The business environment for foreign investors in India has long been perceived as rather hostile, given its strict tax code and the Indian government’s protectionist policies. It is not uncommon for foreign investors to engage in lengthy lawsuits with the Indian government.
According to Li Qin, a lawyer from Link Legal, an India-based law firm, while India has high-standard regulations, government agencies are understaffed and do not offer any guidance on regulatory compliance. “The result is that regulations are seldom and only selectively enforced, and it is very difficult for a foreign business to achieve absolute compliance,” Li told NewsChina.
According to Yang Shucheng, secretary general of the India China Mobile Association (CMA), an industry body that represents the Chinese mobile phone industry in India, the recent investigations were obviously targeted at Chinese brands.
Yang estimates that about 60 percent of Chinese enterprises in the smartphone industry in India have been investigated since December 2021, including smartphone giants and smaller manufacturers. Many believe that the deteriorating relationship between India and China is one reason for the recent crackdown.
Chinese smartphone makers started their forays in the Indian market after Prime Minister Narendra Modi’s government launched the “Make in India” initiative in September 2014, which coincided with the best period of the China-India relationship in recent history.
Within just two years, over 100 Chinese mobile phone and component manufacturers made investments to allow access to the Indian market. Yet as geopolitical tensions between China and India escalated, things changed.
Even before the border clashes between India and China in May 2020, India had already tightened controls on investment from China. In April 2020, the Indian government revised its foreign direct investment (FDI) policy to require all investment from India’s neighboring countries to obtain clearance from the federal government.
The result is that FDI from China to India rapidly declined. According to data released by China’s Ministry of Commerce, China’s FDI outflow to India dropped sharply from US$534.6 million in 2019 to US$210 million in 2020, a drop of more than 60 percent. In 2021, the figure dived to just US$63.2 million.

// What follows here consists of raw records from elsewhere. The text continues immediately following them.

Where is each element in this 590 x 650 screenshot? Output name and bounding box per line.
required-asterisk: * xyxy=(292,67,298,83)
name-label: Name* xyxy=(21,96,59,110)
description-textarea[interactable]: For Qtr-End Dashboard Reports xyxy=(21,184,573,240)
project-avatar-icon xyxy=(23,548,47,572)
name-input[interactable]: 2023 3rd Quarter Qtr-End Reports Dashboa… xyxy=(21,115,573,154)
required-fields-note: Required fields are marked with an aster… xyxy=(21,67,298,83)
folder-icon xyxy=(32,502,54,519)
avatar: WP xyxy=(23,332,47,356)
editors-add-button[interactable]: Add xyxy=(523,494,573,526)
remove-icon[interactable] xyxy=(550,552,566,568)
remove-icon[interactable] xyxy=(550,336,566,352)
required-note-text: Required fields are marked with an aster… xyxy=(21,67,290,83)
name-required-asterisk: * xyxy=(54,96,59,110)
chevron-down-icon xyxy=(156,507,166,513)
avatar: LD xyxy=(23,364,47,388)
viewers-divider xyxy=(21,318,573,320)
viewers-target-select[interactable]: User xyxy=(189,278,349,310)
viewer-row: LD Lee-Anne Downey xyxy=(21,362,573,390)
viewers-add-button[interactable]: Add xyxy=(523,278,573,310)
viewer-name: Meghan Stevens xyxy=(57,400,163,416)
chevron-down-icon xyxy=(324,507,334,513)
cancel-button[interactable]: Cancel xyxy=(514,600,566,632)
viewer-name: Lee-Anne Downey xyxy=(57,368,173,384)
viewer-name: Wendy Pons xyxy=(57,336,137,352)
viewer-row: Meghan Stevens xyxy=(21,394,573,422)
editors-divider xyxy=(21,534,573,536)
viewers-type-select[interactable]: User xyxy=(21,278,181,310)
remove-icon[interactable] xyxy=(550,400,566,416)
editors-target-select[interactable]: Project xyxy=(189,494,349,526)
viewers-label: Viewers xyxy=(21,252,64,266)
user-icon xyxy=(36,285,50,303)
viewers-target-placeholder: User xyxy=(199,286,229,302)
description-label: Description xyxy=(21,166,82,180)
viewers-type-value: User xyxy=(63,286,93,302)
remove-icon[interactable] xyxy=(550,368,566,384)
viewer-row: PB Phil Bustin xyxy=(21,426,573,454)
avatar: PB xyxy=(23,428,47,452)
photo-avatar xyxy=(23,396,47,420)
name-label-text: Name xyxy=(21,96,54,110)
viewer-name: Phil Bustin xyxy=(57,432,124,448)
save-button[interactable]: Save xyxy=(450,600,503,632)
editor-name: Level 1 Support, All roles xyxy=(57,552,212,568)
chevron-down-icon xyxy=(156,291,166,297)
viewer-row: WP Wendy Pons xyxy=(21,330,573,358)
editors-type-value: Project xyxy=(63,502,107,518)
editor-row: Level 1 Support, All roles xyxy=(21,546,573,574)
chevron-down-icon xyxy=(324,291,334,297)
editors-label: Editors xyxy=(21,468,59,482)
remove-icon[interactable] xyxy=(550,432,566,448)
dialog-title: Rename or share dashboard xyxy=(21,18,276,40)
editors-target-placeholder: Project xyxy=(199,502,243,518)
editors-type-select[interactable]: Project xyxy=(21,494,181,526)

As China shut its borders to foreign visitors amid the global pandemic, barring students and professionals from India from returning to China, India retaliated by tightening the issuance of visas to Chinese. Not only are tourist visas for Chinese nationals completely suspended, but it is also difficult for Chinese tech firms to send in managerial and technical staff.
Yang said that in the pre-Covid period of 2019, there were over 10,000 Chinese professionals working in Indian offices of Chinese phone makers. Now, only about 1,000 are working in India, although several thousands more are waiting for visa approval.
Chinese smartphone makers have helped the local economy by creating about 400,000 jobs for local workers, Yang said. “But given Chinese brands’ dominant position in the market, the Indian government may think that they haven’t done enough to boost the government’s tax revenues.”